Shortly before passing tax reform into law, Republicans announced plans to go after “entitlement spending” in 2018 to reduce the federal debt. Passage of the tax bill is estimated to increase the federal deficit by $1.5 trillion over the next ten years, primarily through tax cuts that give the biggest benefit to corporations and the wealthiest families. Now House GOP Members say they plan to write the fiscal year 2019 budget blueprint to call for cutting spending on Medicare, Medicaid and Social Security.
Medicare and Medicaid will likely be the biggest target for immediate cuts. Republicans have called for increasing the Medicare eligibility age from 65 to 67. In addition, they support a plan to transform Medicare into a “premium support” system that would provide beneficiaries with a fixed subsidy or voucher to purchase their health coverage from private insurers on a government exchange. While supporters of premium support say that the change would bring down costs through competition, the Congressional Budget Office has said in the past that such a proposal would shift a greater portion of costs from the government to Medicare beneficiaries over time.
Congress spent the first nine months of 2017 unsuccessfully attempting to cut Medicare and Medicaid, as part of efforts to repeal and replace the Affordable Care Act.
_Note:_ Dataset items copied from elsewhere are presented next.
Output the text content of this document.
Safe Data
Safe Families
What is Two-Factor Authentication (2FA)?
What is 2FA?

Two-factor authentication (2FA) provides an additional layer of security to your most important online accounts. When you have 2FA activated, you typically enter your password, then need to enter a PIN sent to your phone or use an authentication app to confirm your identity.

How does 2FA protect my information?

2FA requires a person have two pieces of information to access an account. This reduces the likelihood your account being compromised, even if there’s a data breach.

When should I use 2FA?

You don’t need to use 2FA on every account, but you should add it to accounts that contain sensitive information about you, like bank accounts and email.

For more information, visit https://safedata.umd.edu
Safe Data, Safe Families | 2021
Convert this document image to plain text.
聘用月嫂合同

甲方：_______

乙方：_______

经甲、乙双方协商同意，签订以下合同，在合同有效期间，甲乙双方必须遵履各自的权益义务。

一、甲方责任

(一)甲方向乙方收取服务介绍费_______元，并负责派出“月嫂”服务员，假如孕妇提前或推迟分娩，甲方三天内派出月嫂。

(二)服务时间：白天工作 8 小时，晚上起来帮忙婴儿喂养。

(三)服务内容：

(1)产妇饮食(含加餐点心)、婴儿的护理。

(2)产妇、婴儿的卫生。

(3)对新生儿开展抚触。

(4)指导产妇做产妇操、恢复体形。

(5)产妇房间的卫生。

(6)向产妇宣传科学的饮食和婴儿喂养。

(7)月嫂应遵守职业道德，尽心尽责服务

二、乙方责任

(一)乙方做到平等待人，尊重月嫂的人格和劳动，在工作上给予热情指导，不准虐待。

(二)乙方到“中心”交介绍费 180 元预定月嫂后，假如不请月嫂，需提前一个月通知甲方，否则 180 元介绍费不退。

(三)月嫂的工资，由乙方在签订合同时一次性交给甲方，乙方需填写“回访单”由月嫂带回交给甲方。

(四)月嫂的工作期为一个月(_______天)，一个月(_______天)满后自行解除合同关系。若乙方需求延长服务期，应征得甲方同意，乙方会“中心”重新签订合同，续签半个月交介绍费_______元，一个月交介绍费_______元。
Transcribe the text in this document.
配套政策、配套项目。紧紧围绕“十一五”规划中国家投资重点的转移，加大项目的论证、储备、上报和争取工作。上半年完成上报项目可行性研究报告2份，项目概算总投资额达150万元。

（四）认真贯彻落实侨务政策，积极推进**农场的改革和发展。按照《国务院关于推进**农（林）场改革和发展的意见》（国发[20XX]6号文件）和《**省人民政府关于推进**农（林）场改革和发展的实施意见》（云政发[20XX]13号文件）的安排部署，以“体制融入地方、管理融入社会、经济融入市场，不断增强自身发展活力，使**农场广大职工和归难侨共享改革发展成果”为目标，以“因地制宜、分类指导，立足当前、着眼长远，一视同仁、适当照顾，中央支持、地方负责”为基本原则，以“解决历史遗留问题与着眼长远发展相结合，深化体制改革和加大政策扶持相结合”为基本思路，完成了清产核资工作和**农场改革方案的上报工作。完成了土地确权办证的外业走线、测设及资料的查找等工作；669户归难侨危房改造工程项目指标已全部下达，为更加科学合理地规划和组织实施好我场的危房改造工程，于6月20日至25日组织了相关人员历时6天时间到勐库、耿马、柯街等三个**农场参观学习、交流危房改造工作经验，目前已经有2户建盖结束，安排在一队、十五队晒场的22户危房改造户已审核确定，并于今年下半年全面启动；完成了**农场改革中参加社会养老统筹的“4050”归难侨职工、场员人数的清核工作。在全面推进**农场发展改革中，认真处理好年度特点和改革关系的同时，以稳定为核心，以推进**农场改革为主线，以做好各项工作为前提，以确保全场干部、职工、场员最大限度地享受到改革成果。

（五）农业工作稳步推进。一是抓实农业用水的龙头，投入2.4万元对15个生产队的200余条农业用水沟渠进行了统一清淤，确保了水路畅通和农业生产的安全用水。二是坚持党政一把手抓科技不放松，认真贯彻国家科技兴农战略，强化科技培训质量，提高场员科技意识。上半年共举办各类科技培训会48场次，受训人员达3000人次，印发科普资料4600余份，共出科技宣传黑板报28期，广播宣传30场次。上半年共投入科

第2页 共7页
The legislation considered in both the House and the Senate attempted to eliminate two sources of Medicare funding from taxes paid by high-income earners and the wealthiest families. In addition, both bills attempted a far-reaching overhaul of Medicaid that would have cut the program by more than $834 billion over ten years.
TSCL remains highly concerned that bigger deficits created by tax reform would make continued attempts to cut entitlements much more likely. TSCL’s surveys indicate there’s little support from the public for cutting benefits.
Sources: “Column: U.S. Republicans Sharpen Knives For Retirement Program Cuts,” Mark Miller, Reuters, December 7, 2017. “Entitlements Targeted By House Republicans After Tax Overhaul,” Jack Fitzpatrick, Bloomberg Government, December 15, 2017.